Sushant Singh Rajput’s death by suicide is a heart-rending piece of news and a telling instance that toxic social constructs of masculinity, under its performative pressure, can break a person apart. Depression is a worldwide phenomena afflicting more than 264 million people from all ages, genders and spectrum of identities. All of us are vulnerable to emotional breakdowns, but ‘being a man’ implies performance —where you pull up a façade to show that the world matters more than who you are.

We as a society are so deeply vested into the task of creating and sustaining the myth that maleness is equivalent to strength and endurance that spaces and means to express emotional vulnerability for boys or men of various age groups have shrunken into miniature holes with very little breathing spaces.

Talking about one’s emotions and feelings is perhaps feminine. But femininity is beautiful. If what was once traditionally masculine, such as being the breadwinner of a family or being a saviour of your loved ones, can become desirable enough to evolve into a collective aspiration, then ‘feminine’ modes of being need to be universalised just as much.

Men have inflicted this burden upon themselves and their same-gender peers for too long. This obsessive need to retain one’s ‘manhood’ (a concept not devoid of problematic notions and assumptions) and to act as a stoic, casual, chilled-out guy who does not get affected by things that happen to him is a culturally created normative aspiration that is killing the emotional instinct of boys right from the moment they enter school.

We need to de-stigmatise mental health disorders, and make therapy and counselling services more accessible, for sure.

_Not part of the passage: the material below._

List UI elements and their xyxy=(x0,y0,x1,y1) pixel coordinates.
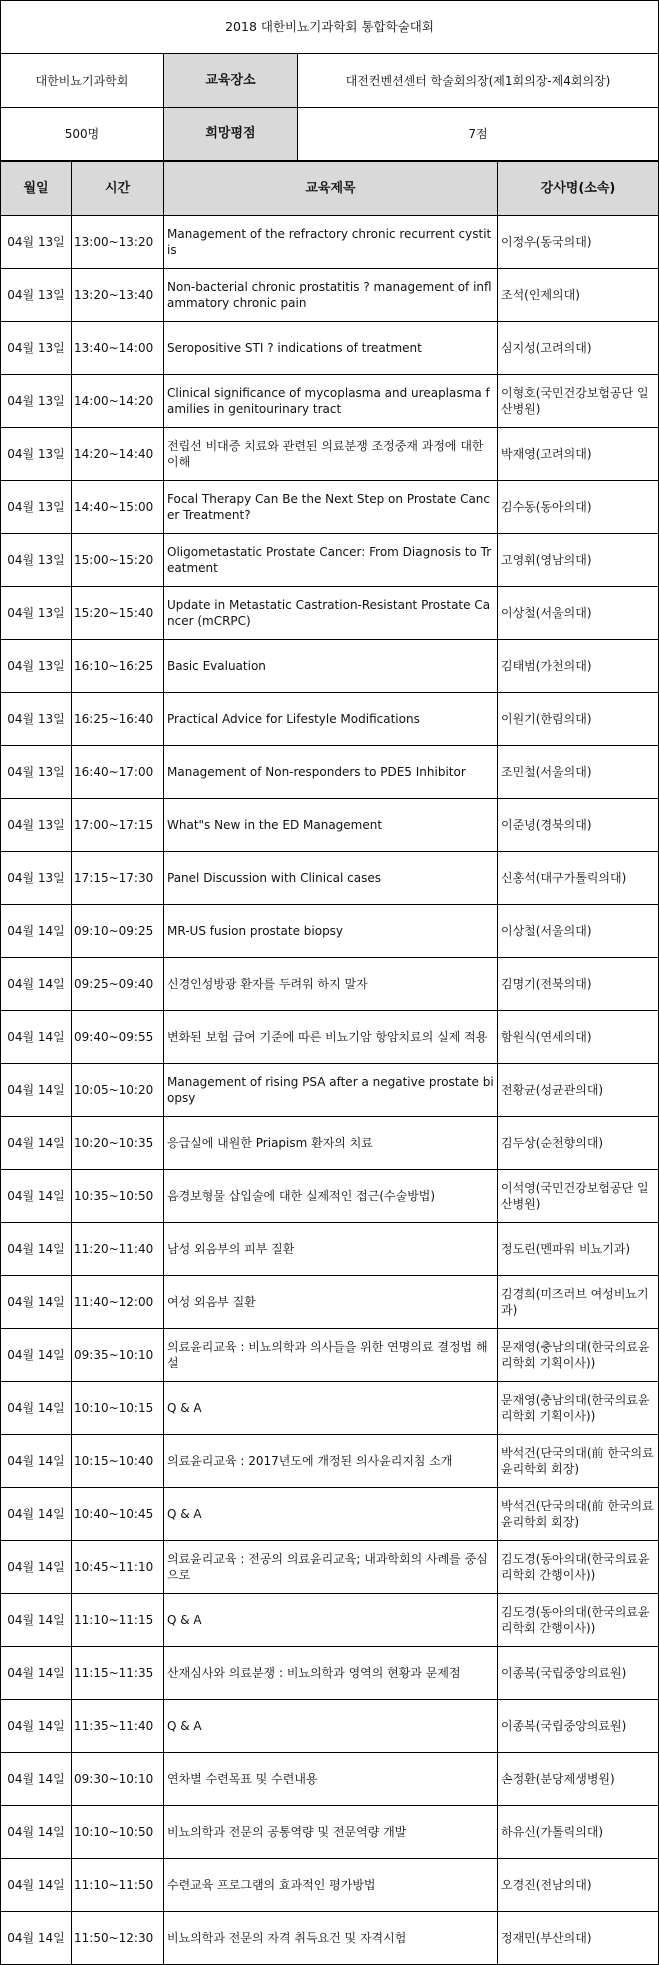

But we also need to de-stigmatise male emotional vulnerability. Males lack adequate psychological support-systems within their relationships and friendships because performing the role of a man demands suppression of your fears and inhibitions, and a denial of any prevailing feeling of sadness, trauma or despair in your psyche and being.

Manhood has been largely portrayed in popular culture and literature as a free state of being that is devoid of any kind of societal repression; but it comes at a grave psychological and emotional cost. We seek to remember the dead as martyrs who upheld the virtue of bravery until their last breath. Perhaps, the virtue itself is overrated? Perhaps, it would have been easier if one did not have to be a man at all times, at all costs? Or if the definition of ‘being a man’ was a little more flexible?

Perhaps, we need to normalise expressions of a broken, flawed and vulnerable self, and lift off the hegemonic embodiment of man as a stoic, perfect, unflinching human being from its pedestal of glory? ‘Being a man’ has been a trend for too long. We have forgotten to be human enough.